Because he has no working centre-right or centre-left opposition, Macron calculates he can last the course even if the discontent become more pronounced. This is where he is taking the most risks. On the far-right, it will take a little time before Marion Maréchal, Jean-Marie Le Pen’s grand-daughter and Marine Le Pen’s niece, who has left her aunt’s crippled Rassemblement National, has built up her own organisation. Maréchal, 28, officially renounced her seat in Parliament to create her own broad-spectrum political school: she believes in the Italian Marxist Antonio Gramsci’s theory of first conquering the “superstructure”, culture, mood and ideology. She has made carefully-calibrated appearances in America, at CPAC; in Sebastian Kurz’s Austria; more recently with Italy’s Matteo Salvini; and thinks, with some cause, that time is on her side.
The more immediate threat comes from the French Corbyn, Jean-Luc Mélenchon, a first-rate debater, who polled 19.6 per cent of the vote in the first round of the presidential election last year. Even allied to the rump of France’s old Communist party, France Insoumise was a victim of the first past the post, two-round system in the legislative elections. Yet Macron’s scorched earth policies mean the only vocal opposition he’s left in place comes from the FI little band: like Momentum and Bernie Sanders, Mélenchon radicalises the tone of the debate, anti-capitalist, anti-globalisation, soft on Maduro, Putin and on Assad, avowedly Marxist, and strangely seductive to young and disenchanted voters.

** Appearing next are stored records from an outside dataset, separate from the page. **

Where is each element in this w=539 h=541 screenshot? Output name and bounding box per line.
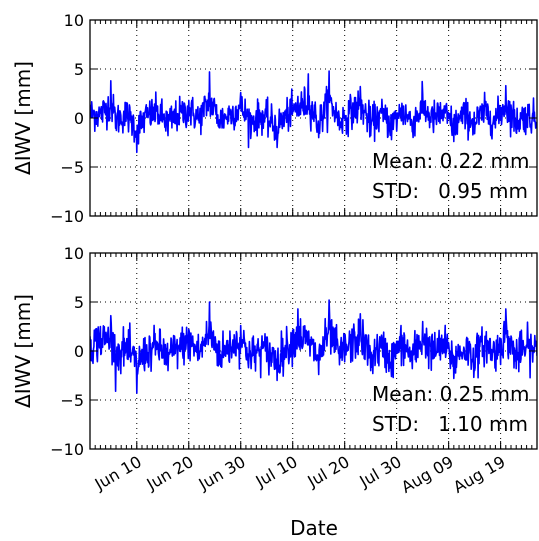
annotation-mean: Mean: 0.22 mm	[372, 149, 529, 173]
y-axis-label: ΔIWV [mm]	[11, 294, 35, 408]
x-tick-label: Jun 30	[195, 452, 249, 494]
y-tick-label: 10	[64, 11, 84, 30]
annotation-mean: Mean: 0.25 mm	[372, 382, 529, 406]
x-tick-label: Aug 09	[398, 452, 457, 497]
y-tick-label: −5	[60, 391, 84, 410]
x-tick-label: Jul 20	[304, 452, 353, 491]
x-tick-label: Jun 10	[91, 452, 145, 494]
x-tick-label: Jul 10	[252, 452, 301, 491]
y-tick-label: −10	[50, 440, 84, 459]
panel-2: 10 5 0 −5 −10 ΔIWV [mm] Mean: 0.25 mm STD: 1.10…	[11, 244, 538, 459]
x-axis-label: Date	[290, 516, 338, 540]
data-line	[90, 70, 537, 154]
x-tick-label: Jun 20	[143, 452, 197, 494]
y-tick-label: −10	[50, 207, 84, 226]
panel-1: 10 5 0 −5 −10 ΔIWV [mm] Mean: 0.22 mm STD: 0.95…	[11, 11, 538, 226]
y-axis-label: ΔIWV [mm]	[11, 61, 35, 175]
annotation-std: STD: 0.95 mm	[372, 179, 528, 203]
y-tick-label: 0	[74, 342, 84, 361]
y-tick-label: 5	[74, 60, 84, 79]
annotation-std: STD: 1.10 mm	[372, 412, 528, 436]
y-tick-label: −5	[60, 158, 84, 177]
y-tick-label: 0	[74, 109, 84, 128]
y-tick-label: 5	[74, 293, 84, 312]
data-line	[90, 299, 537, 394]
x-tick-label: Jul 30	[356, 452, 405, 491]
y-tick-label: 10	[64, 244, 84, 263]
x-tick-label: Aug 19	[450, 452, 509, 497]
panels: 10 5 0 −5 −10 ΔIWV [mm] Mean: 0.22 mm STD: 0.95…	[11, 11, 538, 459]
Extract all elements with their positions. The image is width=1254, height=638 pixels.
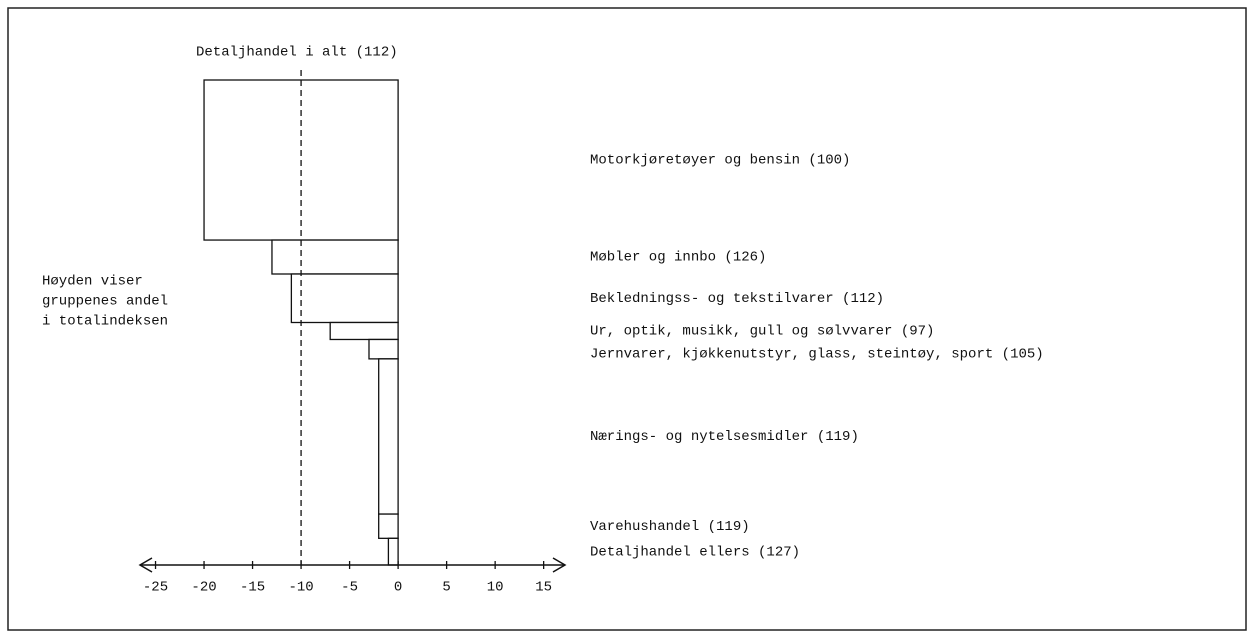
category-label: Ur, optik, musikk, gull og sølvvarer (97…	[590, 324, 934, 340]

Where the RN’s arguments largely remain toxic, FI’s sounds romantic, simple and convincing. Méluche’s tirades against global capitalism and the “power of money” resonate in France, an old country which has of long assimilated both Marxism and Catholicism. Jean-Luc Mélenchon alone can’t win an election, but he may one day reconquer the faltering Socialist party which spat him out exactly ten years ago, and win the most effective base from which he’ll mount a successful attack against Emmanuel Macron.